Commissioners OK Zoning Change for Proposed LBCC Ag Campus

Diagram of the proposed agricultural education campus on Looney Lane.

Linn County Commissioners during the April 9 meeting approved a Comprehensive Plan Text Amendment that will allow 53.5 acres of land owned by Linn-Benton Community College to be rezoned from Exclusive Farm Use to Public Service.

The Planning Commission recommended approval of the application in March.

It paves the way for the college to begin working toward development of a new agricultural program campus on Looney Lane south of the main campus that will include classes about rearing horses, pigs, cattle and sheep.

And, perhaps most importantly, offering what people said is addressing a serious need of veterinary technicians.

The current program is housed on a much smaller parcel of land and its buildings are antiquated. The new campus will include classroom space, parking areas, a storage building and a manure containment barn plus barns for each animal species.

Although no one spoke against the proposal, neighboring farmer Don Jenks said that while he supports the project he is concerned about water run-off from the property and that some of the ground can get extremely wet in winter months.

Representatives of the project said stormwater will be contained in two on-site ponds and no added water is expected to be created from site run-off. Manure will be stored in a covered building and composted. It will either be spread as fertilizer during the proper time of year, or hauled off-site.

Alan Sorem, of the Salem law firm Saalfeld Griggs, said the primary goal is to create a vocational education facility and not as a site for “a host of other uses.” He acknowledged there are wetlands issues, but the college is prepared to purchase mitigation credits and to work responsibly in dealing with those issues.

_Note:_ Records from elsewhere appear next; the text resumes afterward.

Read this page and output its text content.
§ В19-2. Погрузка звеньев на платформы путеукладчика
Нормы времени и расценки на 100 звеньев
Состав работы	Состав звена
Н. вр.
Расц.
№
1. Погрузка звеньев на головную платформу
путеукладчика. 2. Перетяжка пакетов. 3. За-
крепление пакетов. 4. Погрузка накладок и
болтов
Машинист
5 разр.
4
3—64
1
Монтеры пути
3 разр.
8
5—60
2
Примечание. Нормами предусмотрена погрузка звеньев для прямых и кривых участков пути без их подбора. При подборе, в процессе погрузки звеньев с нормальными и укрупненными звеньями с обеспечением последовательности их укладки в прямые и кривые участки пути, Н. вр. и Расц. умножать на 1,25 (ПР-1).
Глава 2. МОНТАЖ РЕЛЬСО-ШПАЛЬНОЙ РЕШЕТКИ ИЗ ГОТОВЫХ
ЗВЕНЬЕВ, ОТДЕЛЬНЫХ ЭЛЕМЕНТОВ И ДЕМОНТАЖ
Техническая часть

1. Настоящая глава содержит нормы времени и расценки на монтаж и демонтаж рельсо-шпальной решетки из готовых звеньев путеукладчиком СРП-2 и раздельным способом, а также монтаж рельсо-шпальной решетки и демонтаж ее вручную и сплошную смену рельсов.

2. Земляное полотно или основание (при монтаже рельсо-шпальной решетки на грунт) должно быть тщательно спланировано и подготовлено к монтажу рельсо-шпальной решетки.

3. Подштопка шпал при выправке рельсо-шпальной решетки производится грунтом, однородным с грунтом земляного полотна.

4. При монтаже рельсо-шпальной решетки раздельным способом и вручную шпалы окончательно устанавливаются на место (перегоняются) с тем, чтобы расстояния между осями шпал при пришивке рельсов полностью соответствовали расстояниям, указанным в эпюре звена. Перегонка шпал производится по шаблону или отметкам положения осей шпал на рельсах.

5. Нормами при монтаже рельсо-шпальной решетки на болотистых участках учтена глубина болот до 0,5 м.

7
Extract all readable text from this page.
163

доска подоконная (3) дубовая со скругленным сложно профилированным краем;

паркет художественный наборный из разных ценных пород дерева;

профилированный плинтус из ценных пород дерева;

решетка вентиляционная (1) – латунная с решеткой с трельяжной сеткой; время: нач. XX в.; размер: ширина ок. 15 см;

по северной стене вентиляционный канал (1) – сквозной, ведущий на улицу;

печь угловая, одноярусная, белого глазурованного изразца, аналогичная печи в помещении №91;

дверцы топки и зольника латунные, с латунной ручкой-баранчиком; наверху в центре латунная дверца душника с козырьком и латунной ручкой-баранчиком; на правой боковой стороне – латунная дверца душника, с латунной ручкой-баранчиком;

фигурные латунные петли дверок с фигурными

There will be fire hydrants on site, buildings will be constructed with metal framing and materials and there will be fire sprinklers in the classrooms. Traffic is expected to be less than that associated with a nursery or public park.

Sheldon Flom, vice president of finance, said that students currently often travel to area farms for their hands-on training. This can create scheduling conflicts due to travel times. Also, local ag producers often sell livestock, so opportunities fluctuate with market prices.

Veterinarian Chris Wyckliffe owns the nearby Cascade Equine Center and said the proposed new campus is greatly needed. He said there is a major shortage of veterinary technicians on the entire West Coast. He also said that 70% of his staff were trained at LBCC.

Although they voted unanimously to approve the application, each of the commissioners voiced concerns.

Chairman Roger Nyquist said he is always concerned about the potential conflict of “ag versus ag.” In this instance, an ag education center surrounded by working farms. He was also concerned about the potential to host large events in a rural area, but was assured that is not the college’s intent.

Commissioner Sherrie Sprenger was concerned about potential water run-off issues. An engineer outlined the plan to retain stormwater and release it at historical rates.

Commissioner Will Tucker was concerned about the potential that the operation might be considered a Confined Animal Feeding Operation — the college already has 42 horses — which has numerous state regulations.

In other business, the commissioners:

◆ Were told by Accounting Officer Bill Palmer that the county staff continue to spend prudently. He said that although the fiscal year is about two-thirds over, overall spending is at 47% and the county fund balance of $109,598,000 is almost $10 million more than this time a year ago.

◆ Planning & Building Director Steve Wills said six permits for new dwellings were issued in March, three for single-family homes and three for additions. Seventeen new code enforcement cases were opened and 21 were closed. The department received two fire hardening grant applications for the North Canyon area.

◆ Approved a contract for $228,856.50 with Legacy Contracting for the Cedar Creek Pedestrian Bridge Project in Mill City. The county will be reimbursed by Mill City.

◆ Approved a new classification of Veteran Service Officer Program Manager, management exempt and pay range 18.

◆ Reappointed Mayra Fabiola Herrera Hernandez, Kacey Wimmer and Lawrence Eby to the Health Advisory Council.

◆ Reappointed Scott McDowell and Debra Haile to the Solid Waste Advisory Committee.

◆ Announced that Budget Hearings for the 2024-25 Fiscal Year will be held on April 29 – May 3 at the Linn County Fair & Expo Center. All meetings are open to the public. A daily schedule can be found on the County Treasurer’s page of the Linn County website Linncountyor.gov/treasurer.